# Rocketeer Remake??? This is SO Wrong on SO Many Levels!!!



## Gordian Knot (Aug 25, 2012)

http://www.ibtimes.com/articles/376316/20120822/disney-movie-rocketeer-remake-inspired-iron-man.htm

The Rocketeer is a wonderful film that captured the character and the time so wonderfully, I just cannot imagine it could be improved upon.

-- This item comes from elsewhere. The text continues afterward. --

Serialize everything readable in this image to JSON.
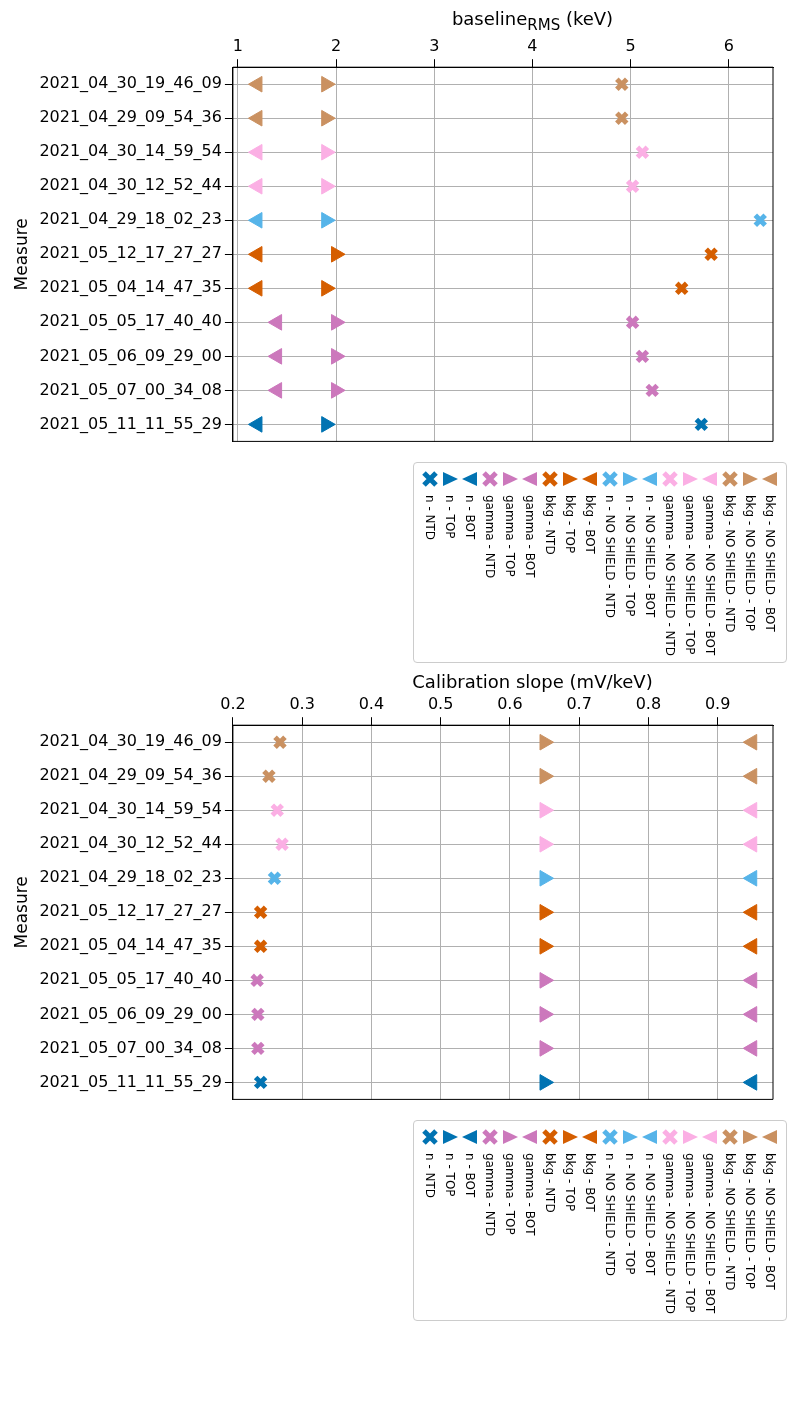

On the other hand, I can see so many ways it could be done wrong!!!


----------



## Huttman (Aug 25, 2012)

I enjoyed the rocketeer so much. It had a lot of charm and live action comic book feel that is starting to fade away, I think, for darker and more grittier.  Oh well, I guess we'll see.


----------



## Rodders (Aug 25, 2012)

I agree, the Rocketeer is fine the way it is.


----------



## Foxbat (Aug 25, 2012)

Oh dear! Not another remake/reboot.


----------



## Cayal (Aug 25, 2012)

Meh, it's nice to get another take on a story.


----------



## Metryq (Aug 25, 2012)

There are variations between the original comic and the movie, but hardly enough to warrant a remake. This story is the perfect example of spin-off/remake run amok: The original comic by Dave Stevens was a beautifully illustrated homage to the era, including a crossover with "The Shadow" when the Rocketeer visits New York. The movie was an "honest" translation to the screen, maintaining the atmosphere even while spoofing the period in different ways. (I liked Hughes' response in the "Spruce Goose" model scene.)

Now for the punchline: There was a spin-off comic book based on the movie! And the artwork was terrible. Whiskey Tango Foxtrot?


----------